Melokuhle



“You should be resting.” Melusi said as we headed to the car on the driveway. I rolled my eyes as I stepped inside the car. Melusi has been like this since last night as I brought up the topic of wanting to go back to university.

“Don’t start.” I let out fastening my seatbelt, I knew he was going to have something to say but I never thought that he will want to want to stop me altogether from going.

“I’m just saying.” He said slamming the car door, “You making me regret why I told you in the first place.” I pouted as I folded my arms.

“Okay fine, you can go to school but when you reach 6 months you will have to study from home and I will be monitoring you.”

I smiled, I knew he was going to cave in sooner or later, Melusi has proved to not being able to resist me pouting like a child what I didn’t expect was for him to cave in so soon. This was the only thing I had managed to put my foot down for, even though I also wanted to drive myself Melusi protested and said that he will be the one to drive me everyday not caring if he has an important business meeting.

“Your mommy is stubborn.” He said placing his hand on my stomach as he started the car.

“You’re one to talk.” I said as I laid back on my seat. I watched him as he silently drove, I had missed this, our little squabbles that we randomly had and having to kiss and makeup every single time.

I know that things will change for the better since we have a baby on the way, it is like I had watched Melusi transform into someone new in just a matter of seconds and I happen to love this soft side of him.

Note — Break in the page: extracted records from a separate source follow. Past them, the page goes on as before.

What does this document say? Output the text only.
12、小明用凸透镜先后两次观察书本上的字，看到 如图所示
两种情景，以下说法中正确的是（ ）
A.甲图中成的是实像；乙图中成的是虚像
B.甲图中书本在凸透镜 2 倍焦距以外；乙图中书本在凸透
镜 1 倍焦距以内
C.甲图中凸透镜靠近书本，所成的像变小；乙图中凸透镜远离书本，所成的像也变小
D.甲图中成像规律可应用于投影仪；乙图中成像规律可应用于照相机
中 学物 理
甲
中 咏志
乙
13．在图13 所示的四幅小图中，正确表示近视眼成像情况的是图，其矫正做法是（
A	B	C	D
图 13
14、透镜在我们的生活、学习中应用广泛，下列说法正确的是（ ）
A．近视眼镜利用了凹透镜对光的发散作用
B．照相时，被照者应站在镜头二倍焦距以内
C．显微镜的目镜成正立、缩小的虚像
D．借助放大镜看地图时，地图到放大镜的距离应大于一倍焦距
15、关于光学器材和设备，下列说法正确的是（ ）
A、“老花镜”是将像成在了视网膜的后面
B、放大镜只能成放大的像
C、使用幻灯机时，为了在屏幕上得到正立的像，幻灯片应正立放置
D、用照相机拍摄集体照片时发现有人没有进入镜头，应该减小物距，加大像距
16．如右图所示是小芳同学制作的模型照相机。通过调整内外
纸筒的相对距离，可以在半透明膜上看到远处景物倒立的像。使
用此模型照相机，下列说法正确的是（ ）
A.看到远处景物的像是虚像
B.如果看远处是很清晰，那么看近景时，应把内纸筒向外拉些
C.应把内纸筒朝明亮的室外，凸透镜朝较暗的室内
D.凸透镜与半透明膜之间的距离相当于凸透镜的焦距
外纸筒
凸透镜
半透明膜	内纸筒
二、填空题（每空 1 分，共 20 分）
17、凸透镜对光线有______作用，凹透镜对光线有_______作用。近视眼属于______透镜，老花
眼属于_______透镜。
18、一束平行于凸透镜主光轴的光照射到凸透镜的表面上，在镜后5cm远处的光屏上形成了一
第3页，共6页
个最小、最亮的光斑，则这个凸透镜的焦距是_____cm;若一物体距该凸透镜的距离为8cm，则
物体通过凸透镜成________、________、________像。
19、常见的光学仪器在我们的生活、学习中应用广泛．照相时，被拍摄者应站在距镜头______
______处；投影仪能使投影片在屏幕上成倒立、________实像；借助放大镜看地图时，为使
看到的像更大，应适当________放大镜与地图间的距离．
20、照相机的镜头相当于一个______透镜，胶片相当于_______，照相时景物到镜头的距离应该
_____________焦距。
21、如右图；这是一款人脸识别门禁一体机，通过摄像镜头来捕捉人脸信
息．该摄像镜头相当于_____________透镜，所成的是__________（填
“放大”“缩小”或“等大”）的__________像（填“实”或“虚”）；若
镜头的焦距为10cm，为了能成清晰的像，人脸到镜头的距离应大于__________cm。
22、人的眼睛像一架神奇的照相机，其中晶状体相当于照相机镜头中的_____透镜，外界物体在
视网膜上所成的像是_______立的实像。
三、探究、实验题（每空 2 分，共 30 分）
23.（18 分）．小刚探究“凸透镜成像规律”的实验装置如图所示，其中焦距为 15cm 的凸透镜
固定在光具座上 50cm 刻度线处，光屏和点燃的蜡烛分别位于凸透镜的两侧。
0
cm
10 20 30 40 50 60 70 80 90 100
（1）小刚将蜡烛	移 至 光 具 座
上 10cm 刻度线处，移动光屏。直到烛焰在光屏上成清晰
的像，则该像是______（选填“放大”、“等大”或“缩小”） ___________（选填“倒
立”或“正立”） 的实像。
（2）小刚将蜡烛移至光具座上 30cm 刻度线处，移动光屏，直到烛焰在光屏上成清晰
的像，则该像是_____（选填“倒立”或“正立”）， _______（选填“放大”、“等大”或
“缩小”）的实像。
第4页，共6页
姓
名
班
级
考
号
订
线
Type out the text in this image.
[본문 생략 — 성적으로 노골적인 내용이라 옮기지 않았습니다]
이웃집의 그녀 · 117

I know for a fact that he will be the best father in the entire world and that he will love his kid with all that he got.

I rubbed my stomach as I smiled, see I told you that things will work out. I said in my head talking to my baby. I read somewhere that you can develop a stronger bond with the baby if you talked to it and so that is what I have been doing ever since I found out I was pregnant.

Now with Zandile out of our lives I am happy that now things will go back to normal, to the normal that I have been praying for.

It still hurts whenever I think of a fool he made me but he still has my heart and I would gladly fall in love with him over and over again no matter how much he hurts him that’s how much I love him and I can only hope that he loves me just as much.